The audience applauded and Ben stepped down from the stage, immediately surrounded by people wishing to shake his hand and ask him questions they were too shy to ask before, or didn't get a chance to put forward in the allotted time. He was pleasant with all of them, but kept moving toward the back of the room. He had spend twenty minutes there, signing books and avoiding those who would simply try to impress him — unsuccessfully — with their knowledge of the scrolls. Ah well, it was human nature; he had tried to do the same thing with his auto mechanic.
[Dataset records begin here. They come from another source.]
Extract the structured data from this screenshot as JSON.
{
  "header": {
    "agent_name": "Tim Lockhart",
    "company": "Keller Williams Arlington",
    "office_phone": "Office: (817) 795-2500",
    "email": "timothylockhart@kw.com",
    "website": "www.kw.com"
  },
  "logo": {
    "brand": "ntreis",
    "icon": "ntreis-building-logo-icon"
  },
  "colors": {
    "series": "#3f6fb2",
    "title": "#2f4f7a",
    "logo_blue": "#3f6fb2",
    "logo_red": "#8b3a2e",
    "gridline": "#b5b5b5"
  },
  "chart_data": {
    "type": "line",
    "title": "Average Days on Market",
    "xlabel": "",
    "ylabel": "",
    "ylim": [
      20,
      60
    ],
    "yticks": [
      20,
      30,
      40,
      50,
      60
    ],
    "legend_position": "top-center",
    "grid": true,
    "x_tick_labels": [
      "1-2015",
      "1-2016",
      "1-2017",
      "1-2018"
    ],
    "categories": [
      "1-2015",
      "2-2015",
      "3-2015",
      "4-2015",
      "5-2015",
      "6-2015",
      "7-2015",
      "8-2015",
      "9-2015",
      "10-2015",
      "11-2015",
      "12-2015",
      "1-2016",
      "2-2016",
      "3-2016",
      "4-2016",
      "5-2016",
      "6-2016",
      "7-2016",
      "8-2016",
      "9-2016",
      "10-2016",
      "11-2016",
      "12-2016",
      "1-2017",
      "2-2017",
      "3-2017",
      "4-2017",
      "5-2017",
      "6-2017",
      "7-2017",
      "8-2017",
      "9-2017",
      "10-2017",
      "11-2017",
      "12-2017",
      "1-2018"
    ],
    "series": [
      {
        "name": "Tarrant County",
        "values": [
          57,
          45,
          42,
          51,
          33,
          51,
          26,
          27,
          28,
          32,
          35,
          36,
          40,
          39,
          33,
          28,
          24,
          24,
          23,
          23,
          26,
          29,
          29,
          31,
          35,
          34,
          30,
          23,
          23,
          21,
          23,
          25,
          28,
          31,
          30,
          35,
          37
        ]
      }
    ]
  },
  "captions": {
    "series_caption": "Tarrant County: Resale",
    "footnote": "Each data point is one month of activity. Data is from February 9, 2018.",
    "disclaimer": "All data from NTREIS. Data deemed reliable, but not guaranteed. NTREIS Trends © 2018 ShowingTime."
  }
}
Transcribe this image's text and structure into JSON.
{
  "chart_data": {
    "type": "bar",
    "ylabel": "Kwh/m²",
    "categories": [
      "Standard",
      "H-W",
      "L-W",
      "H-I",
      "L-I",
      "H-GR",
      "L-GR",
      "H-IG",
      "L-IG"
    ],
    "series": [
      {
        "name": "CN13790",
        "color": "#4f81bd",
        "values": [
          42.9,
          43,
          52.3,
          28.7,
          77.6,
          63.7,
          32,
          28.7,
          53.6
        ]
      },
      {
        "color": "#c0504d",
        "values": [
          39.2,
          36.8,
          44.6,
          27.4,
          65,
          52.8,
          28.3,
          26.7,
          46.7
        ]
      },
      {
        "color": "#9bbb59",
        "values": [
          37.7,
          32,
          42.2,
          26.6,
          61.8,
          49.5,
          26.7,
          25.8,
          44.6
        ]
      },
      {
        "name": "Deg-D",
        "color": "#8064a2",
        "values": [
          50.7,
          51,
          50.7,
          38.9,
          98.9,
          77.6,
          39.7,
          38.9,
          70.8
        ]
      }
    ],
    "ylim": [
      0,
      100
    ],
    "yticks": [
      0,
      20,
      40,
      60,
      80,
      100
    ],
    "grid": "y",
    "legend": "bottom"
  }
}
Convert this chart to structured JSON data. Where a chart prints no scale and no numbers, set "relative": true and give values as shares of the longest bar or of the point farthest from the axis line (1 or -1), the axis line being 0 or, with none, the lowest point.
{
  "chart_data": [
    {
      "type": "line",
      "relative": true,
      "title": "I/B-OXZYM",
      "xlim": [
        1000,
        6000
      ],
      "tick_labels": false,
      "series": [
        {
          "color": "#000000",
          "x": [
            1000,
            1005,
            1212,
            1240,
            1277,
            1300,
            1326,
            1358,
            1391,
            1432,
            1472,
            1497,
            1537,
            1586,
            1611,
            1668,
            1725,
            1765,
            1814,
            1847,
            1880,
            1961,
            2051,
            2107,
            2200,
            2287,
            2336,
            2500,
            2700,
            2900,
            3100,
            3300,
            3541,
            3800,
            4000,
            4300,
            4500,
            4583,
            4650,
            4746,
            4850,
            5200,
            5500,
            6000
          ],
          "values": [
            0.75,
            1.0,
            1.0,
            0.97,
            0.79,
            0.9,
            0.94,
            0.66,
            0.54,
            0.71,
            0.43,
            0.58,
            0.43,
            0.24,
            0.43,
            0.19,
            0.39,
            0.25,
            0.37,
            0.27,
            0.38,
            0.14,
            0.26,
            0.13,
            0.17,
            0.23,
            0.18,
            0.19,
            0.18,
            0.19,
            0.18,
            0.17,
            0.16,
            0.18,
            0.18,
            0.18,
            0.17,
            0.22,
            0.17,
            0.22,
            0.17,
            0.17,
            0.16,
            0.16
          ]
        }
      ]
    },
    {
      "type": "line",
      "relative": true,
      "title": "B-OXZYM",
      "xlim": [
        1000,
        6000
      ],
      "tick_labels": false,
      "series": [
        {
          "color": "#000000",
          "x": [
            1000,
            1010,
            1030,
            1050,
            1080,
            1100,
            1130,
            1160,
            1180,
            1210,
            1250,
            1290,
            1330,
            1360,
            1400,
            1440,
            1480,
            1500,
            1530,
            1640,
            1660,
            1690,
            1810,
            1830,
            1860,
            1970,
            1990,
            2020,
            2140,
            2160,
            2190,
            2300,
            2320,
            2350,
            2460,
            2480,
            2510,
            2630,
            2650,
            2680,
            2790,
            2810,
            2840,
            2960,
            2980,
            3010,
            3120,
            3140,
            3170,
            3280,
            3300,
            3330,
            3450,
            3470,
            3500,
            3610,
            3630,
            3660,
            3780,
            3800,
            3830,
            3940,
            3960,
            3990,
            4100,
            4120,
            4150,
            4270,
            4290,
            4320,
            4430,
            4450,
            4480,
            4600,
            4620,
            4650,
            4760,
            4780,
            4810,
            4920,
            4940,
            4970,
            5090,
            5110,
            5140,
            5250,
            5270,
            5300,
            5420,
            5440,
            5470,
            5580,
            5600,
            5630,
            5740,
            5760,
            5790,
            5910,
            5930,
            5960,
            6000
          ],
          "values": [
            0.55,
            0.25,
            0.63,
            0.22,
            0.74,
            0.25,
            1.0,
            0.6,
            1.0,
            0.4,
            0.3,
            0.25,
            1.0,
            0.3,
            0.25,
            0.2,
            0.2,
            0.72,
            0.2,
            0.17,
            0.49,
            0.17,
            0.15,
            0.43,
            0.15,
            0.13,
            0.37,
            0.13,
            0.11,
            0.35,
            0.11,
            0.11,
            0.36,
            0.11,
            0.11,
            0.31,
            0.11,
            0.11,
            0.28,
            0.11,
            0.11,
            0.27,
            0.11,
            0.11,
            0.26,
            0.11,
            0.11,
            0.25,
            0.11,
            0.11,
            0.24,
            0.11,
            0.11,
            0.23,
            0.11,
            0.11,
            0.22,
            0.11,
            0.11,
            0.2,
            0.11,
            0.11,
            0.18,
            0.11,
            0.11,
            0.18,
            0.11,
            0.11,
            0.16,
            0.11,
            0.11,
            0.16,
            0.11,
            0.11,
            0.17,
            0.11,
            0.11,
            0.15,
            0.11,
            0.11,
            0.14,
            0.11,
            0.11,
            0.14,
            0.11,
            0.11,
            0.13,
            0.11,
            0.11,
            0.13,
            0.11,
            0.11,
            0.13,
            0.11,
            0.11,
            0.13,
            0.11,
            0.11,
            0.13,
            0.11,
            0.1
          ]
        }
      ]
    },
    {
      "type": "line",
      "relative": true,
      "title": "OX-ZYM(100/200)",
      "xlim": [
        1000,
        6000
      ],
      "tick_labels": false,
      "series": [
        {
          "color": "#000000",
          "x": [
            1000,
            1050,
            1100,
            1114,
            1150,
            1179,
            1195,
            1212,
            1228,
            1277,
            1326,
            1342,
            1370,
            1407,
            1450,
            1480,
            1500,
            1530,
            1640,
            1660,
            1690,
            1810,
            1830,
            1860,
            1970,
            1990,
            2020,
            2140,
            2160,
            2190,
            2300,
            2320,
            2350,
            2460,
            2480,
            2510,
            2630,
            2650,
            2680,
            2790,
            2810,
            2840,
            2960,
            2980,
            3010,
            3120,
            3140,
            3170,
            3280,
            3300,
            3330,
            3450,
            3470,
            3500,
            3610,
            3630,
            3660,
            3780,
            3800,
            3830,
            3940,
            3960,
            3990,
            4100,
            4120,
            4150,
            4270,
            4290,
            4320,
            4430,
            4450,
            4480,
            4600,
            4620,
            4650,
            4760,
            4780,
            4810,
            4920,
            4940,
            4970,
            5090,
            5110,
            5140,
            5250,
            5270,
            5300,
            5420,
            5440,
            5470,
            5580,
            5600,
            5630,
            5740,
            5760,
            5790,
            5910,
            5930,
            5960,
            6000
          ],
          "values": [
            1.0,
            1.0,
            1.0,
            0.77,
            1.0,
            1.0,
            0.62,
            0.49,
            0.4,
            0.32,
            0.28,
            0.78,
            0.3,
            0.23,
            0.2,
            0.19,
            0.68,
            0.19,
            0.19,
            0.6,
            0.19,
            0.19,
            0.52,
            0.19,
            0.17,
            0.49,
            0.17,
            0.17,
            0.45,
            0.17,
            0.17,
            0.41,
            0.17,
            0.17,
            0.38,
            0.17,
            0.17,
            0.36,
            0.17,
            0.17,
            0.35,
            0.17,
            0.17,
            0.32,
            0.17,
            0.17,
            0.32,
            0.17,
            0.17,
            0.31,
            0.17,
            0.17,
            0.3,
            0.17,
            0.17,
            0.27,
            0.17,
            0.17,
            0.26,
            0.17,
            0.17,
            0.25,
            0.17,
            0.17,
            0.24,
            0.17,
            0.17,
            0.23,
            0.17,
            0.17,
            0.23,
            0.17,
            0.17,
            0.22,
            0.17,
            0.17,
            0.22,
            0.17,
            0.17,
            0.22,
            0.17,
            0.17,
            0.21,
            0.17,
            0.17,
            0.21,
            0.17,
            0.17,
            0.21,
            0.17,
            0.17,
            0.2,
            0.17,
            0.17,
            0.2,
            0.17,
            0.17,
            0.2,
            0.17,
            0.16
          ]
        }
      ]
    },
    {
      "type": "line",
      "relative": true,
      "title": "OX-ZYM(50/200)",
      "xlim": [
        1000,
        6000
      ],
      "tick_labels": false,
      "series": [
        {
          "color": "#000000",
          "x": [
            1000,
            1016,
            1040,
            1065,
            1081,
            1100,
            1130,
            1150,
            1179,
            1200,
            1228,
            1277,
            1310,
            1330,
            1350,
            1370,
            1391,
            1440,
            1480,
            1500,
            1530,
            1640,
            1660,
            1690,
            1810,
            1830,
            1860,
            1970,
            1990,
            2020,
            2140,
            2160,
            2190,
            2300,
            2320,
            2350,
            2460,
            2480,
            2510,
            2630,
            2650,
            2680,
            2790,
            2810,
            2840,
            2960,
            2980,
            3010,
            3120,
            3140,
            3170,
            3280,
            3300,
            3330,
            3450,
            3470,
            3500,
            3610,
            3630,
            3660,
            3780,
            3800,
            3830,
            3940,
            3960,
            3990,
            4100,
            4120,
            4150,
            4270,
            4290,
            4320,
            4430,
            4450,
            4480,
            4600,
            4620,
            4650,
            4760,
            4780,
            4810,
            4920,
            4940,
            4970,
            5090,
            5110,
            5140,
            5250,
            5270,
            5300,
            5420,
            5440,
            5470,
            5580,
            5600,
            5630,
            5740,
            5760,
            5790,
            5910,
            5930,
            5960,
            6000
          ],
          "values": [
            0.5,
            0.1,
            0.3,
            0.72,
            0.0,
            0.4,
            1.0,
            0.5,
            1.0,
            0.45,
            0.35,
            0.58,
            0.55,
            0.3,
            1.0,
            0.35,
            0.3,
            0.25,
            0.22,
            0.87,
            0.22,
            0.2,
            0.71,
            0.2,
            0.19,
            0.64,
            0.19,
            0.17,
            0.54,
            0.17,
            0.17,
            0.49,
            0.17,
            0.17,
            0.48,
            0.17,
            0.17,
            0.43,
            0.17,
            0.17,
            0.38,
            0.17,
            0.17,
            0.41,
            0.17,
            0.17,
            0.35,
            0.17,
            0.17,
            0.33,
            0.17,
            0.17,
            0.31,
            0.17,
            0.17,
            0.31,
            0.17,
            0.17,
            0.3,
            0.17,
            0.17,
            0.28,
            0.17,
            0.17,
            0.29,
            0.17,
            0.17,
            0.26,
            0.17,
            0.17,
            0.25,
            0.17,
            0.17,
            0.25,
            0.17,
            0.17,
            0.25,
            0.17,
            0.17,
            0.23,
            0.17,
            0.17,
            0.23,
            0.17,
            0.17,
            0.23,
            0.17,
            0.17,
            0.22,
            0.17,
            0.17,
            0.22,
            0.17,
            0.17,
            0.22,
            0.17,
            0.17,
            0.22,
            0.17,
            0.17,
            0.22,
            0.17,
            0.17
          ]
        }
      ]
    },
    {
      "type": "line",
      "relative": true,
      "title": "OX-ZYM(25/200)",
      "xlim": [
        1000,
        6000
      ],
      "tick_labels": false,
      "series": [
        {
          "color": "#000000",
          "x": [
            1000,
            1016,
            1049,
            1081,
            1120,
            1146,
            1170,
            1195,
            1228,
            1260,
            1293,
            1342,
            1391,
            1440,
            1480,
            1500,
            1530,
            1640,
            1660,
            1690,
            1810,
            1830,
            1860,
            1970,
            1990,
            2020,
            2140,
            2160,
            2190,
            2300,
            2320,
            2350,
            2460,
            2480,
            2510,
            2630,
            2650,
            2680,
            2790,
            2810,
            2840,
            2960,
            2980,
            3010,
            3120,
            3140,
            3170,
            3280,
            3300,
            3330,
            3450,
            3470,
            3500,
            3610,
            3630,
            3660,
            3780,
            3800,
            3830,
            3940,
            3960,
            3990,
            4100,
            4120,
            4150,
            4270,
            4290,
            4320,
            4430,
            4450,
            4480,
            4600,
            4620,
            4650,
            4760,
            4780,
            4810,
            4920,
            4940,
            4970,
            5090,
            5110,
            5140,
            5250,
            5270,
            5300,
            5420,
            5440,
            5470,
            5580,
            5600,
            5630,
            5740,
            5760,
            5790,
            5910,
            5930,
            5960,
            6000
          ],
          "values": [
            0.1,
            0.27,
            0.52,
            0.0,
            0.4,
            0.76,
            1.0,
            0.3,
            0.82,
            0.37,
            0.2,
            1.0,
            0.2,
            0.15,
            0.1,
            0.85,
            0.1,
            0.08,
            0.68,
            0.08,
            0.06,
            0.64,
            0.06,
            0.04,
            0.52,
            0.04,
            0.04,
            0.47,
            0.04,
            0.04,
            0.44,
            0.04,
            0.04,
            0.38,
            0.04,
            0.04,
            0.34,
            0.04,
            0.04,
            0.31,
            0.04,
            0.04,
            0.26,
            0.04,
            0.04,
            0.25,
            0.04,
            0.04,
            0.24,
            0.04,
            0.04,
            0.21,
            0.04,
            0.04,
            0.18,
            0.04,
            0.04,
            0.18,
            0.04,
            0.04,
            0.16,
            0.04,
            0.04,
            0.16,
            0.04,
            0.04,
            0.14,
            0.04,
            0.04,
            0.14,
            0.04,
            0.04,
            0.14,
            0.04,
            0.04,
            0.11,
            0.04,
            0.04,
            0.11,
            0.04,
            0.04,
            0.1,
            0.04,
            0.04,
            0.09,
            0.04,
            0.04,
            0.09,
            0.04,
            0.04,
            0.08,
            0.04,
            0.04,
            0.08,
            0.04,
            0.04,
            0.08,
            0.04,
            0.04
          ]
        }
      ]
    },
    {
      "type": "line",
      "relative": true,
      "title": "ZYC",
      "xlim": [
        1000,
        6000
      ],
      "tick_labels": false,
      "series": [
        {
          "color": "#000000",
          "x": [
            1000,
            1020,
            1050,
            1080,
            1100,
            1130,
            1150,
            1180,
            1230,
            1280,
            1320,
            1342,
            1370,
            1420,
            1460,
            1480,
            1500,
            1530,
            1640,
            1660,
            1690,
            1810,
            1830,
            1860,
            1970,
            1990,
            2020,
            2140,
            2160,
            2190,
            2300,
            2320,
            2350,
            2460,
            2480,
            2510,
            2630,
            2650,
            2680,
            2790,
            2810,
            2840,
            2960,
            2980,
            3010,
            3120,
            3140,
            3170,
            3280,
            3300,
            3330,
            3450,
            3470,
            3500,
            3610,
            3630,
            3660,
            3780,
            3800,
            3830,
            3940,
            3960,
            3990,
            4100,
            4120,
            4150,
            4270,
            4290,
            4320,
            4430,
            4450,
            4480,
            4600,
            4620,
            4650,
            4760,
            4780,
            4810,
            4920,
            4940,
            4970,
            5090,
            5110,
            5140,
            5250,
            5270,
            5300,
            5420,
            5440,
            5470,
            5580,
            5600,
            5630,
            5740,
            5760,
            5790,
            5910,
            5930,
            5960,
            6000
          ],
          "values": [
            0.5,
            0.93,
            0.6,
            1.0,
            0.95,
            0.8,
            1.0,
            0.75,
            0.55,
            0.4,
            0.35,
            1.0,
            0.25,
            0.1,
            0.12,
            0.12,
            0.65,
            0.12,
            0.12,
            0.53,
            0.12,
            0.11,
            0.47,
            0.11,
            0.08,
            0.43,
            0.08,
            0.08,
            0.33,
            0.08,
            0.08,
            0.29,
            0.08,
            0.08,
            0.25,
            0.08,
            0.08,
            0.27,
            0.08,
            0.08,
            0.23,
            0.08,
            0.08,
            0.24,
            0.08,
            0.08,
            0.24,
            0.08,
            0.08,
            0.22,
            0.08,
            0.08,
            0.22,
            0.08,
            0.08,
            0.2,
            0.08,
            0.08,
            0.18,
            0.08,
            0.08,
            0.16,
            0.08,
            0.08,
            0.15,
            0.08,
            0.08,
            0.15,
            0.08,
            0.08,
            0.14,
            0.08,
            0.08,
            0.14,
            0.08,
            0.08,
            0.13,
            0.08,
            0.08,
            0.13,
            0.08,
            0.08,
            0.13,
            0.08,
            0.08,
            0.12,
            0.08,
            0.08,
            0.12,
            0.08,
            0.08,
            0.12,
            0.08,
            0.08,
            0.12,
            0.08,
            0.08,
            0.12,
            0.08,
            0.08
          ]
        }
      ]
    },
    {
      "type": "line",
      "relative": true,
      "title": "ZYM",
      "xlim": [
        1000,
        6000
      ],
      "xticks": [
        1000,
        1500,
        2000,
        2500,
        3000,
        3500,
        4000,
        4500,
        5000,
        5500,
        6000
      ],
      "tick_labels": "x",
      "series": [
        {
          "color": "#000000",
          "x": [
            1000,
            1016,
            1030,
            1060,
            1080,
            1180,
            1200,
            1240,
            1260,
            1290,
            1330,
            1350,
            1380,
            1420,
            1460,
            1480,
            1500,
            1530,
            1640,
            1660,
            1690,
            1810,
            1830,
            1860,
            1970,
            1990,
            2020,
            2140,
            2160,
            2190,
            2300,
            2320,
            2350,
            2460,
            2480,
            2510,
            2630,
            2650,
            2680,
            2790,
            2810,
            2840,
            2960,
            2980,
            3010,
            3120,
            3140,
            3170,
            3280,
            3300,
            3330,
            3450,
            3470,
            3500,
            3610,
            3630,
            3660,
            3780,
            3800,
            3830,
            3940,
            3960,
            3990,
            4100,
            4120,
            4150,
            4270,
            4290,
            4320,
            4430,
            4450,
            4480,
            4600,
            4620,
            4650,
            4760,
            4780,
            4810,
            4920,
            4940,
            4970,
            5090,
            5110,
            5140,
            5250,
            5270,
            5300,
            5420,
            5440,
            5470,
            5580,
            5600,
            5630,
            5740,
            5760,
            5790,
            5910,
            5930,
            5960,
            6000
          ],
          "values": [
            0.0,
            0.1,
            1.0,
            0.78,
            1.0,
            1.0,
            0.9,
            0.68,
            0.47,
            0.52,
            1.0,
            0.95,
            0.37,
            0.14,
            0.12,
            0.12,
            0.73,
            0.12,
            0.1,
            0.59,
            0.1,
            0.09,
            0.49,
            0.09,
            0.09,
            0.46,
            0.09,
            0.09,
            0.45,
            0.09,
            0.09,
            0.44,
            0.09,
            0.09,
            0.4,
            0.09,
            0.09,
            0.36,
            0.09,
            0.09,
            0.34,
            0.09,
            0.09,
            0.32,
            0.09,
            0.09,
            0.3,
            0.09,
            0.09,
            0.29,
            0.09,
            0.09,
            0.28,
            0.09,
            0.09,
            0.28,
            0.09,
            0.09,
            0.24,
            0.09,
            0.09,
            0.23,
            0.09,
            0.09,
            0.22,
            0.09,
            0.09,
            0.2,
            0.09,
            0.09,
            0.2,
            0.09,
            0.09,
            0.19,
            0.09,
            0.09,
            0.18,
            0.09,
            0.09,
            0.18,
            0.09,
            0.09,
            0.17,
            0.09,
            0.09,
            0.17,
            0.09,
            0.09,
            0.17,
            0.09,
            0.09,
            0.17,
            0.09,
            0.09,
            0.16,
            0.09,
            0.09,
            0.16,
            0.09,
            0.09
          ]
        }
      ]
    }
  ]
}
He was probably just as unsuccessful.
The night had gone well — it didn't always — and he felt confident that he had sell a few books on top of his speaking fee. That was good, he needed the money. He hadn't skimped on his education, attending the best institutions and taking every opportunity to present at conferences and conventions, to research in situ in Jerusalem, Paris, Montreal and Dallas, topping it off with four years in Oxford, with Millar, Vermes and Goodman. Then he had met Donna, fell in love, splurged on the wedding of her dreams. He had given her everything he could afford, and even a little more, before… before he had lost her. Not that she had asked him for those things. She hadn’t been demanding that way. It was him. He had always been a romantic in his soul, and with that came the grand gestures, the passionate sacrifice.